L’efficacité veut dire un niveau de conscience politique, la possibilité de comprendre les projets de lois, l’audace de proposer des amendements, la capacité de comprendre les choses, et la réalisation des projets.

Pour la réforme constitutionnelle de l’année 2016, qui a consacré le principe de parité entre les hommes et les femmes, le Dr. Ramdani a fait l’éloge des efforts de l’Etat pour l’implication des femmes dans le monde du travail, et nous a donné des chiffres impliqués dans son travail de recherche qui a été publié dans la revue du conseil constitutionnel dans son septième numéro, nous déclarant que seulement après une année de la constitutionnalisation du système de parité, on remarque une augmentation significative de la présence des femmes dans certains secteurs de l’industrie, y compris l’agriculture et de l’esprit d’entrepreneuriat, et ceci est positif.

Elle a ajouté que les femmes se sont imposées dans tous les secteurs d’activités économiques, administratives ajoutant qu’ il y a des institutions qui sont dirigées par des femmes, avec l’ambition d’occuper le premier rang dans les listes électorales. Elle nous a donné pour cela l’exemple de Blida grâce à l’ex ministre Mme Aadalia Rannia.

Le Professeur lance un appel aux femmes algériennes pour se caractériser, par un esprit de sacrifice et être au niveau de la confiance, car elles doivent concilier leurs responsabilités en tant que mères et en tant que salariées pour les femmes fonctionnaires.

Et sur les raisons qui poussent les femmes à se présenter aux élections, elle dira qu’il y a plusieurs raisons qui peuvent pousser l’individu de participer aux élections, y compris des raisons subjectives, comme le désir du candidat et le sens de la nécessité et l’importance de l’exercice des droits politiques garantis par la constitution et la loi, ou à la suite de l’intérêt de cette femme qu’elle porte aux thèmes politiques, ainsi que le désir d’atteindre sa candidature à l’adhésion dans les conseils élus , ou pour développer une expérience réussie dans ce domaine, qui les poussent à confirmer ce succès.

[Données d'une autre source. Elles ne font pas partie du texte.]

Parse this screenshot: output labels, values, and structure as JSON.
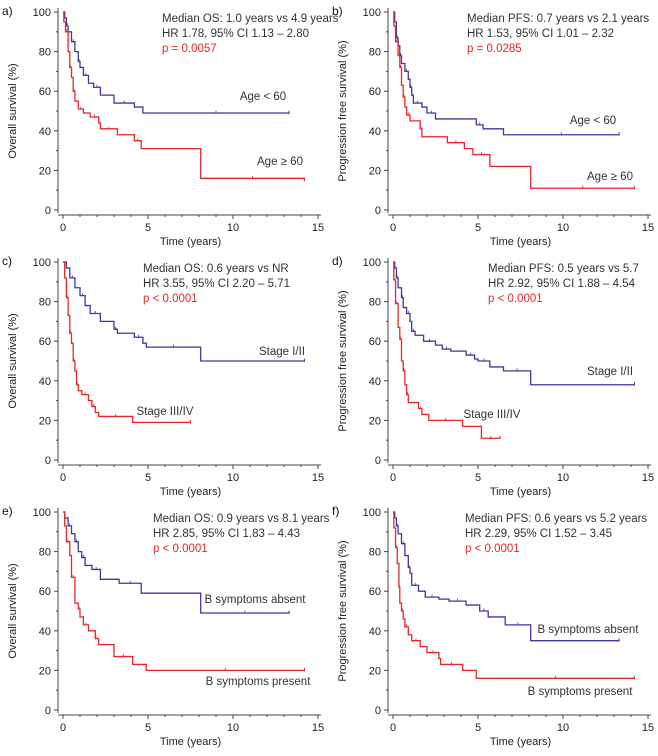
{
  "colors": {
    "group1": "#3a3a9e",
    "group2": "#e8262a",
    "p_value": "#e8262a",
    "axis": "#444444"
  },
  "chart_data": [
    {
      "panel": "a)",
      "type": "line",
      "subtype": "kaplan-meier step",
      "xlabel": "Time (years)",
      "ylabel": "Overall survival (%)",
      "xlim": [
        0,
        15
      ],
      "ylim": [
        0,
        100
      ],
      "xticks": [
        "0",
        "5",
        "10",
        "15"
      ],
      "yticks": [
        "0",
        "20",
        "40",
        "60",
        "80",
        "100"
      ],
      "annotation": [
        "Median OS: 1.0 years vs 4.9 years",
        "HR 1.78, 95% CI 1.13 – 2.80",
        "p = 0.0057"
      ],
      "series": [
        {
          "name": "Age < 60",
          "color": "#3a3a9e",
          "points": [
            [
              0,
              100
            ],
            [
              0.1,
              97
            ],
            [
              0.2,
              93
            ],
            [
              0.3,
              90
            ],
            [
              0.5,
              85
            ],
            [
              0.7,
              80
            ],
            [
              0.9,
              75
            ],
            [
              1.0,
              72
            ],
            [
              1.2,
              68
            ],
            [
              1.5,
              64
            ],
            [
              1.8,
              62
            ],
            [
              2.2,
              58
            ],
            [
              3.0,
              54
            ],
            [
              4.2,
              52
            ],
            [
              4.7,
              49
            ],
            [
              13.3,
              49
            ]
          ]
        },
        {
          "name": "Age ≥ 60",
          "color": "#e8262a",
          "points": [
            [
              0,
              100
            ],
            [
              0.05,
              95
            ],
            [
              0.15,
              90
            ],
            [
              0.3,
              80
            ],
            [
              0.4,
              72
            ],
            [
              0.5,
              67
            ],
            [
              0.6,
              60
            ],
            [
              0.7,
              55
            ],
            [
              0.9,
              51
            ],
            [
              1.2,
              49
            ],
            [
              1.6,
              47
            ],
            [
              2.1,
              44
            ],
            [
              2.2,
              41
            ],
            [
              3.2,
              38
            ],
            [
              4.2,
              35
            ],
            [
              4.6,
              31
            ],
            [
              8.1,
              16
            ],
            [
              14.2,
              15
            ]
          ]
        }
      ]
    },
    {
      "panel": "b)",
      "type": "line",
      "subtype": "kaplan-meier step",
      "xlabel": "Time (years)",
      "ylabel": "Progression free survival (%)",
      "xlim": [
        0,
        15
      ],
      "ylim": [
        0,
        100
      ],
      "xticks": [
        "0",
        "5",
        "10",
        "15"
      ],
      "yticks": [
        "0",
        "20",
        "40",
        "60",
        "80",
        "100"
      ],
      "annotation": [
        "Median PFS: 0.7 years vs 2.1 years",
        "HR 1.53, 95% CI 1.01 – 2.32",
        "p = 0.0285"
      ],
      "series": [
        {
          "name": "Age < 60",
          "color": "#3a3a9e",
          "points": [
            [
              0,
              100
            ],
            [
              0.1,
              95
            ],
            [
              0.2,
              87
            ],
            [
              0.3,
              83
            ],
            [
              0.4,
              78
            ],
            [
              0.5,
              74
            ],
            [
              0.7,
              70
            ],
            [
              0.9,
              66
            ],
            [
              1.0,
              62
            ],
            [
              1.1,
              58
            ],
            [
              1.2,
              54
            ],
            [
              1.7,
              52
            ],
            [
              2.0,
              49
            ],
            [
              2.5,
              46
            ],
            [
              4.9,
              43
            ],
            [
              5.3,
              41
            ],
            [
              6.5,
              38
            ],
            [
              13.3,
              38
            ]
          ]
        },
        {
          "name": "Age ≥ 60",
          "color": "#e8262a",
          "points": [
            [
              0,
              100
            ],
            [
              0.05,
              93
            ],
            [
              0.15,
              85
            ],
            [
              0.3,
              78
            ],
            [
              0.4,
              72
            ],
            [
              0.5,
              63
            ],
            [
              0.6,
              57
            ],
            [
              0.7,
              52
            ],
            [
              0.8,
              48
            ],
            [
              1.0,
              45
            ],
            [
              1.6,
              41
            ],
            [
              1.7,
              37
            ],
            [
              3.2,
              34
            ],
            [
              4.2,
              31
            ],
            [
              4.7,
              28
            ],
            [
              5.7,
              22
            ],
            [
              8.1,
              11
            ],
            [
              14.2,
              11
            ]
          ]
        }
      ]
    },
    {
      "panel": "c)",
      "type": "line",
      "subtype": "kaplan-meier step",
      "xlabel": "Time (years)",
      "ylabel": "Overall survival (%)",
      "xlim": [
        0,
        15
      ],
      "ylim": [
        0,
        100
      ],
      "xticks": [
        "0",
        "5",
        "10",
        "15"
      ],
      "yticks": [
        "0",
        "20",
        "40",
        "60",
        "80",
        "100"
      ],
      "annotation": [
        "Median OS: 0.6 years vs NR",
        "HR 3.55, 95% CI 2.20 – 5.71",
        "p < 0.0001"
      ],
      "series": [
        {
          "name": "Stage I/II",
          "color": "#3a3a9e",
          "points": [
            [
              0,
              100
            ],
            [
              0.2,
              97
            ],
            [
              0.4,
              92
            ],
            [
              0.7,
              87
            ],
            [
              1.0,
              83
            ],
            [
              1.3,
              78
            ],
            [
              1.6,
              74
            ],
            [
              2.2,
              70
            ],
            [
              3.0,
              66
            ],
            [
              3.2,
              64
            ],
            [
              4.2,
              62
            ],
            [
              4.7,
              59
            ],
            [
              4.9,
              57
            ],
            [
              8.1,
              50
            ],
            [
              14.2,
              50
            ]
          ]
        },
        {
          "name": "Stage III/IV",
          "color": "#e8262a",
          "points": [
            [
              0,
              100
            ],
            [
              0.1,
              92
            ],
            [
              0.2,
              82
            ],
            [
              0.3,
              73
            ],
            [
              0.4,
              64
            ],
            [
              0.5,
              59
            ],
            [
              0.6,
              50
            ],
            [
              0.7,
              45
            ],
            [
              0.8,
              38
            ],
            [
              0.9,
              35
            ],
            [
              1.1,
              33
            ],
            [
              1.5,
              30
            ],
            [
              1.7,
              27
            ],
            [
              1.9,
              24
            ],
            [
              2.1,
              22
            ],
            [
              4.1,
              19
            ],
            [
              7.5,
              19
            ]
          ]
        }
      ]
    },
    {
      "panel": "d)",
      "type": "line",
      "subtype": "kaplan-meier step",
      "xlabel": "Time (years)",
      "ylabel": "Progression free survival (%)",
      "xlim": [
        0,
        15
      ],
      "ylim": [
        0,
        100
      ],
      "xticks": [
        "0",
        "5",
        "10",
        "15"
      ],
      "yticks": [
        "0",
        "20",
        "40",
        "60",
        "80",
        "100"
      ],
      "annotation": [
        "Median PFS: 0.5 years vs 5.7",
        "HR 2.92, 95% CI 1.88 – 4.54",
        "p < 0.0001"
      ],
      "series": [
        {
          "name": "Stage I/II",
          "color": "#3a3a9e",
          "points": [
            [
              0,
              100
            ],
            [
              0.1,
              97
            ],
            [
              0.2,
              92
            ],
            [
              0.3,
              87
            ],
            [
              0.5,
              82
            ],
            [
              0.6,
              77
            ],
            [
              0.8,
              74
            ],
            [
              1.0,
              70
            ],
            [
              1.1,
              65
            ],
            [
              1.3,
              63
            ],
            [
              1.8,
              60
            ],
            [
              2.5,
              58
            ],
            [
              2.9,
              56
            ],
            [
              3.4,
              55
            ],
            [
              4.3,
              53
            ],
            [
              4.8,
              51
            ],
            [
              5.0,
              50
            ],
            [
              5.7,
              47
            ],
            [
              6.5,
              45
            ],
            [
              8.1,
              38
            ],
            [
              14.2,
              38
            ]
          ]
        },
        {
          "name": "Stage III/IV",
          "color": "#e8262a",
          "points": [
            [
              0,
              100
            ],
            [
              0.05,
              91
            ],
            [
              0.15,
              79
            ],
            [
              0.3,
              67
            ],
            [
              0.4,
              61
            ],
            [
              0.5,
              50
            ],
            [
              0.6,
              45
            ],
            [
              0.7,
              38
            ],
            [
              0.8,
              33
            ],
            [
              0.9,
              29
            ],
            [
              1.5,
              26
            ],
            [
              1.7,
              23
            ],
            [
              2.1,
              20
            ],
            [
              4.1,
              17
            ],
            [
              5.2,
              11
            ],
            [
              6.3,
              11
            ]
          ]
        }
      ]
    },
    {
      "panel": "e)",
      "type": "line",
      "subtype": "kaplan-meier step",
      "xlabel": "Time (years)",
      "ylabel": "Overall survival (%)",
      "xlim": [
        0,
        15
      ],
      "ylim": [
        0,
        100
      ],
      "xticks": [
        "0",
        "5",
        "10",
        "15"
      ],
      "yticks": [
        "0",
        "20",
        "40",
        "60",
        "80",
        "100"
      ],
      "annotation": [
        "Median OS: 0.9 years vs 8.1 years",
        "HR 2.85, 95% CI 1.83 – 4.43",
        "p < 0.0001"
      ],
      "series": [
        {
          "name": "B symptoms absent",
          "color": "#3a3a9e",
          "points": [
            [
              0,
              100
            ],
            [
              0.1,
              97
            ],
            [
              0.3,
              93
            ],
            [
              0.5,
              89
            ],
            [
              0.7,
              85
            ],
            [
              0.9,
              80
            ],
            [
              1.1,
              77
            ],
            [
              1.3,
              73
            ],
            [
              1.7,
              71
            ],
            [
              2.2,
              66
            ],
            [
              3.3,
              64
            ],
            [
              4.6,
              59
            ],
            [
              8.1,
              49
            ],
            [
              13.3,
              49
            ]
          ]
        },
        {
          "name": "B symptoms present",
          "color": "#e8262a",
          "points": [
            [
              0,
              100
            ],
            [
              0.1,
              93
            ],
            [
              0.2,
              85
            ],
            [
              0.4,
              78
            ],
            [
              0.5,
              67
            ],
            [
              0.7,
              54
            ],
            [
              0.9,
              51
            ],
            [
              1.0,
              47
            ],
            [
              1.2,
              43
            ],
            [
              1.5,
              40
            ],
            [
              1.9,
              36
            ],
            [
              2.1,
              33
            ],
            [
              3.0,
              27
            ],
            [
              4.1,
              23
            ],
            [
              4.9,
              20
            ],
            [
              14.2,
              20
            ]
          ]
        }
      ]
    },
    {
      "panel": "f)",
      "type": "line",
      "subtype": "kaplan-meier step",
      "xlabel": "Time (years)",
      "ylabel": "Progression free survival (%)",
      "xlim": [
        0,
        15
      ],
      "ylim": [
        0,
        100
      ],
      "xticks": [
        "0",
        "5",
        "10",
        "15"
      ],
      "yticks": [
        "0",
        "20",
        "40",
        "60",
        "80",
        "100"
      ],
      "annotation": [
        "Median PFS: 0.6 years vs 5.2 years",
        "HR 2.29, 95% CI 1.52 – 3.45",
        "p < 0.0001"
      ],
      "series": [
        {
          "name": "B symptoms absent",
          "color": "#3a3a9e",
          "points": [
            [
              0,
              100
            ],
            [
              0.1,
              97
            ],
            [
              0.2,
              93
            ],
            [
              0.3,
              89
            ],
            [
              0.5,
              84
            ],
            [
              0.7,
              78
            ],
            [
              0.9,
              72
            ],
            [
              1.0,
              69
            ],
            [
              1.1,
              63
            ],
            [
              1.5,
              60
            ],
            [
              1.9,
              57
            ],
            [
              2.7,
              56
            ],
            [
              3.3,
              55
            ],
            [
              4.3,
              53
            ],
            [
              5.1,
              50
            ],
            [
              5.6,
              47
            ],
            [
              6.6,
              43
            ],
            [
              8.1,
              35
            ],
            [
              13.3,
              35
            ]
          ]
        },
        {
          "name": "B symptoms present",
          "color": "#e8262a",
          "points": [
            [
              0,
              100
            ],
            [
              0.05,
              92
            ],
            [
              0.15,
              82
            ],
            [
              0.25,
              74
            ],
            [
              0.35,
              62
            ],
            [
              0.4,
              54
            ],
            [
              0.5,
              50
            ],
            [
              0.6,
              46
            ],
            [
              0.7,
              42
            ],
            [
              0.9,
              38
            ],
            [
              1.1,
              35
            ],
            [
              1.6,
              32
            ],
            [
              2.0,
              29
            ],
            [
              2.7,
              26
            ],
            [
              2.8,
              23
            ],
            [
              4.1,
              20
            ],
            [
              4.9,
              16
            ],
            [
              14.2,
              16
            ]
          ]
        }
      ]
    }
  ]
}
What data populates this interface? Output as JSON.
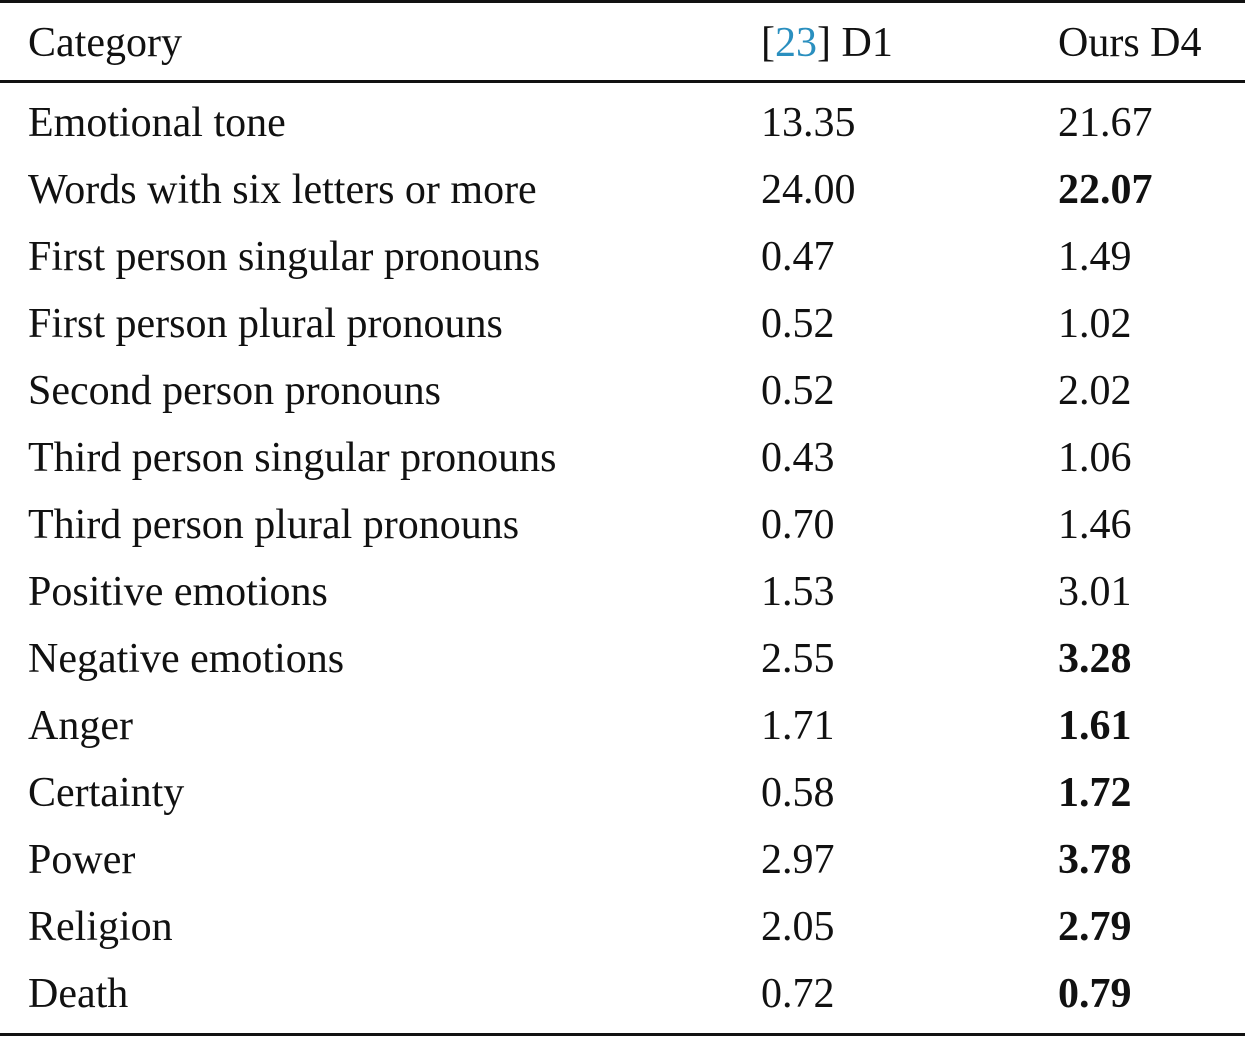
{
  "table": {
    "headers": {
      "category": "Category",
      "d1_ref_open": "[",
      "d1_ref": "23",
      "d1_ref_close": "]",
      "d1_suffix": " D1",
      "d4": "Ours D4"
    },
    "colors": {
      "ref_link": "#2a8fbf",
      "text": "#111111",
      "rules": "#111111"
    },
    "rows": [
      {
        "category": "Emotional tone",
        "d1": "13.35",
        "d4": "21.67",
        "d4_bold": false
      },
      {
        "category": "Words with six letters or more",
        "d1": "24.00",
        "d4": "22.07",
        "d4_bold": true
      },
      {
        "category": "First person singular pronouns",
        "d1": "0.47",
        "d4": "1.49",
        "d4_bold": false
      },
      {
        "category": "First person plural pronouns",
        "d1": "0.52",
        "d4": "1.02",
        "d4_bold": false
      },
      {
        "category": "Second person pronouns",
        "d1": "0.52",
        "d4": "2.02",
        "d4_bold": false
      },
      {
        "category": "Third person singular pronouns",
        "d1": "0.43",
        "d4": "1.06",
        "d4_bold": false
      },
      {
        "category": "Third person plural pronouns",
        "d1": "0.70",
        "d4": "1.46",
        "d4_bold": false
      },
      {
        "category": "Positive emotions",
        "d1": "1.53",
        "d4": "3.01",
        "d4_bold": false
      },
      {
        "category": "Negative emotions",
        "d1": "2.55",
        "d4": "3.28",
        "d4_bold": true
      },
      {
        "category": "Anger",
        "d1": "1.71",
        "d4": "1.61",
        "d4_bold": true
      },
      {
        "category": "Certainty",
        "d1": "0.58",
        "d4": "1.72",
        "d4_bold": true
      },
      {
        "category": "Power",
        "d1": "2.97",
        "d4": "3.78",
        "d4_bold": true
      },
      {
        "category": "Religion",
        "d1": "2.05",
        "d4": "2.79",
        "d4_bold": true
      },
      {
        "category": "Death",
        "d1": "0.72",
        "d4": "0.79",
        "d4_bold": true
      }
    ]
  }
}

Il y a aussi d’autres raisons sociales, et le plus important, c’est le rôle de la famille (père, mari, frères, parents etc.) pour encourager les candidates à parcourir cette expérience ; le désir et le choix du parti pour les femmes qui ont des critères des compétences, de popularité pour les représenter dans les listes et la possibilité de gagner aux élections. C’est un facteur qui contribue à la participation et la réussite des femmes pour gagner dans l’élection, adhésion et exécution des missions au nom d’un parti politique fort reconnu par les électeurs, ayant une base populaire de masse et le potentiel existe et efficacement au niveau de l’arène politique, le soutien du parti qui est l’un des facteurs les plus importants dans le succès des candidats en général.

En conclusion, le Dr. Ramdani Fatima Zahra de Nédroma, professeur à l’université de Tlemcen, remercie le journal électronique toutsurtlemcen.info de lui avoir ouvert ses pages, lui souhaite bonne continuation avec toute l’équipe de la rédaction qui fait de son mieux, pour une information diversifiée et crédible, sans oublier de féliciter les correspondants de presse et journalistes à l’occasion de la journée internationale de la liberté d’expression célébrée chaque année le 3 mai.